The FCC should “promptly” release an NPRM indicating its preliminary conclusions about an ATSC 3.0 transition date, said Pearl TV Executive Director Anne Schelle during a meeting last week with an aide to Commissioner Olivia Trusty. “Each quarter that passes without a definitive signal and an NPRM” from the FCC “increases the risk of extending the timeline” for the transition “by another year, as development and manufacturing processes are tied to seasonal and retail schedules,” said a presentation included with the ex parte filing in docket 16-142. Without an NPRM pointing to a date, “manufacturers are likely to adopt a wait-and-see approach,” Pearl TV said, adding that TVs have an 18-month development cycle. “All parts of the ecosystem -- from [consumer electronics] manufacturers to developers of converter boxes to retailers and smaller market broadcasters -- need the certainty of a set transition date and volume of devices to focus attention on the last stage of the transition to ATSC 3.0,” the filing said.

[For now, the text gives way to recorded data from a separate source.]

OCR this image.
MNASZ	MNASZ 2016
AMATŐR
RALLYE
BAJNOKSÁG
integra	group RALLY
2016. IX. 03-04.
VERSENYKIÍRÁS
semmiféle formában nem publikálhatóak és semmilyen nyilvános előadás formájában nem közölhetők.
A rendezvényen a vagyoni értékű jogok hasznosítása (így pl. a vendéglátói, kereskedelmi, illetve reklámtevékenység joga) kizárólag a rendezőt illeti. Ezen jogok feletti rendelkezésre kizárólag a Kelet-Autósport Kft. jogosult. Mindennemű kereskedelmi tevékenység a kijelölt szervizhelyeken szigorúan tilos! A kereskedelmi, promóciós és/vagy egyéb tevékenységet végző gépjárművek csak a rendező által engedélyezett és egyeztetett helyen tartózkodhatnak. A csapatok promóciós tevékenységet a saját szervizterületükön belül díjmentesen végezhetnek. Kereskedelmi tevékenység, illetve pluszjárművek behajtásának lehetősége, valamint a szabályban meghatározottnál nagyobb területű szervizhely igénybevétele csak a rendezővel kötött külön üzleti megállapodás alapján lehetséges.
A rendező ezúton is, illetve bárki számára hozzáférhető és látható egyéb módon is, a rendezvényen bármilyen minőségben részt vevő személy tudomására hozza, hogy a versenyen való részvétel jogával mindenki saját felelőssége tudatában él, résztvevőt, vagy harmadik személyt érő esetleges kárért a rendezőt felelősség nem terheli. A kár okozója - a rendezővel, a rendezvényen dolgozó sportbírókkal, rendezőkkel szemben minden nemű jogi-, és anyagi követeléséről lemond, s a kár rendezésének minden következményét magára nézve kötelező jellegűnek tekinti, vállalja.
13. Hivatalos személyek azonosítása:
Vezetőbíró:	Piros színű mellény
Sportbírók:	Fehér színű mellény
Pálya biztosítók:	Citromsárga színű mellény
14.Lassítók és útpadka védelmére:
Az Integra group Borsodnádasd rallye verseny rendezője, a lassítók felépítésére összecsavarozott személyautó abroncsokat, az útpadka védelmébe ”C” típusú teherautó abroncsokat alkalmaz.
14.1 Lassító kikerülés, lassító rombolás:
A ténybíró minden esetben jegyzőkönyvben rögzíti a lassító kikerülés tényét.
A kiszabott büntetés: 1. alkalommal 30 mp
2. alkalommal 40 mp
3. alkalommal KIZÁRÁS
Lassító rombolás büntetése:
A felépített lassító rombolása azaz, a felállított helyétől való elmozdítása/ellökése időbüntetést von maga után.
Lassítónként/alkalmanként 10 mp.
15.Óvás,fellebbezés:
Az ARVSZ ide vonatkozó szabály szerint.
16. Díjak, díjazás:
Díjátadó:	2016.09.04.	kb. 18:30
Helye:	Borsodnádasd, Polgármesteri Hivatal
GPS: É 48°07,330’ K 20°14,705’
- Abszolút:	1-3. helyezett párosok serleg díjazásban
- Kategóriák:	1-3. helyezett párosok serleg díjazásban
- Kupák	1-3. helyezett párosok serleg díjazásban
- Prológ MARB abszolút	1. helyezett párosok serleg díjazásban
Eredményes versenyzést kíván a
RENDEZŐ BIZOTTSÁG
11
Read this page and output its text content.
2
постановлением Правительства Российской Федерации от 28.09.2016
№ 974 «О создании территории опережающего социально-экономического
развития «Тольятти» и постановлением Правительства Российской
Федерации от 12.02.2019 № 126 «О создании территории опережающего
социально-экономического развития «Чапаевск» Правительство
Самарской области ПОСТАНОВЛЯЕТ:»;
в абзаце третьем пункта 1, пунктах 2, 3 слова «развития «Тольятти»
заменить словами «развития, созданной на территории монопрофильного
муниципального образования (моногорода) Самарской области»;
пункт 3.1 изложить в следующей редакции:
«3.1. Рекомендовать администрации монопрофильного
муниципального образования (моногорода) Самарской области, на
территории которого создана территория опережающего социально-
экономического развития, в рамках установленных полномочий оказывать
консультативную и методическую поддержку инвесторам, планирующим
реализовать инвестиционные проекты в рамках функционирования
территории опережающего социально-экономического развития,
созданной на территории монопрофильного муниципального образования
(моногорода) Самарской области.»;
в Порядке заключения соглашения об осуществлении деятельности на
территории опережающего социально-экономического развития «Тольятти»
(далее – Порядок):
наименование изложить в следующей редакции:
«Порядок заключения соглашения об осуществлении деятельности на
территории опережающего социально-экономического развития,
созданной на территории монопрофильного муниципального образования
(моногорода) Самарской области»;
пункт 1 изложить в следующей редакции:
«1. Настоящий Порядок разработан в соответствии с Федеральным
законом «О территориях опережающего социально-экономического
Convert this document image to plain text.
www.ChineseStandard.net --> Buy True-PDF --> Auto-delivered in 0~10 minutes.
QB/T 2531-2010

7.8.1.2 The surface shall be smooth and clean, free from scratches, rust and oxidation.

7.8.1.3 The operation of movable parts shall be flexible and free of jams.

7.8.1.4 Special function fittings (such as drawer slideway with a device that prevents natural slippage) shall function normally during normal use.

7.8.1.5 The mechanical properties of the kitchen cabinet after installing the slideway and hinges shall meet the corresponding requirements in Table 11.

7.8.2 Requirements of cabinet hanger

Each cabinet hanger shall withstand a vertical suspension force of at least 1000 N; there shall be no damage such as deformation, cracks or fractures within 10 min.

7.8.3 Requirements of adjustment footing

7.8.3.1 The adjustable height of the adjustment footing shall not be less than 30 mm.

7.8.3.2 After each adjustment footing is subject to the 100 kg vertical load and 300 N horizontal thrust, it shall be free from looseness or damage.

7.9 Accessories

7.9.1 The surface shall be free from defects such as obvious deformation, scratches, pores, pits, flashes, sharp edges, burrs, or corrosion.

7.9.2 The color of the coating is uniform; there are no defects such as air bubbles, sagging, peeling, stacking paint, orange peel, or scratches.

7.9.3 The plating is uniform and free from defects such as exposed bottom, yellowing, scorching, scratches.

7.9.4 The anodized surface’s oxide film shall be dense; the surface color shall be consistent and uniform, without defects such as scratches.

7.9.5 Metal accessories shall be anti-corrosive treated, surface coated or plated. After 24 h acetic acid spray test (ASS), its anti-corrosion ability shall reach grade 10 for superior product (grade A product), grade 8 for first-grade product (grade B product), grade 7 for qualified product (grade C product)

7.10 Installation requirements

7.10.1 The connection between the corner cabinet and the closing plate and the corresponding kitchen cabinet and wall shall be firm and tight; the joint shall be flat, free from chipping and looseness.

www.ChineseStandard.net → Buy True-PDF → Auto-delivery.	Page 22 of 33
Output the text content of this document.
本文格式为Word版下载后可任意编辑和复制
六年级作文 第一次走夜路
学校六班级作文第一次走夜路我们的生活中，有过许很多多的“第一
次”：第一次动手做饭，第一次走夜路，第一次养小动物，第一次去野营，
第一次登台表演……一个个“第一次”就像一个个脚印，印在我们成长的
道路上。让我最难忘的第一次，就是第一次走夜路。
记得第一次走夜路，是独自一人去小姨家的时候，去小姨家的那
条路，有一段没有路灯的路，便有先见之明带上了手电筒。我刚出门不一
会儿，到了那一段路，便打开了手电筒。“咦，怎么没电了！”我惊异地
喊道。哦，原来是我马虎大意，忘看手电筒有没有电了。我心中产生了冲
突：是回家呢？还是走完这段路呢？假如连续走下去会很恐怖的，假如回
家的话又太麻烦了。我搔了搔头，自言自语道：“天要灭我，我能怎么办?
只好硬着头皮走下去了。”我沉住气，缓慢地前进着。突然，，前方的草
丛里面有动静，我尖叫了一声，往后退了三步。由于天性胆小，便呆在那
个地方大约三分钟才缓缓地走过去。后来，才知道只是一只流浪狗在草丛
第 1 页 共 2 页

Fourteen groups signed a letter Thursday urging the FCC to reject NAB’s push for an ATSC 3.0 tuner mandate. The groups -- which include Digital Liberty, Americans for Tax Reform, the James Madison Institute and the Taxpayers Protection Alliance, as well as two individual signers -- said ATSC 3.0 already reaches three out of four Americans. “By any reasonable standard this is a success,” and broadcaster arguments that the 3.0 transition is in jeopardy without FCC intervention are “flimsy.” The agency “should maintain its voluntary, market driven adoption policy that has reached the vast majority of Americans, not embrace a mandate just to reach the small minority of markets broadcasters have struggled to penetrate,” the letter said. “While broadcasters operate under the strain of onerous regulations dating from the Second World War, new mandates on other technologies are not the solution.”
The FCC requiring a mandatory ATSC 3.0 transition would “emulate Soviet-era politicos” and amount to “blatant market meddling" for “dubious benefits,” wrote former FCC Commissioner and Free State Foundation Adjunct Senior Fellow Michael O’Rielly in a post Wednesday. O’Rielly compared broadcaster plans to generate revenue from their spectrum using ATSC 3.0 datacasting to “side hustles" and to “allowing mailmen to use U.S. postal trucks to deliver Christmas trees.” Even if a 3.0 datacasting business materializes, “remember that the government would be allowing broadcasters to leverage the spectrum that they use to offer these services for private gain and far afield from providing broadcast services to the public. Is this the best use of a scarce resource?” O’Rielly asked.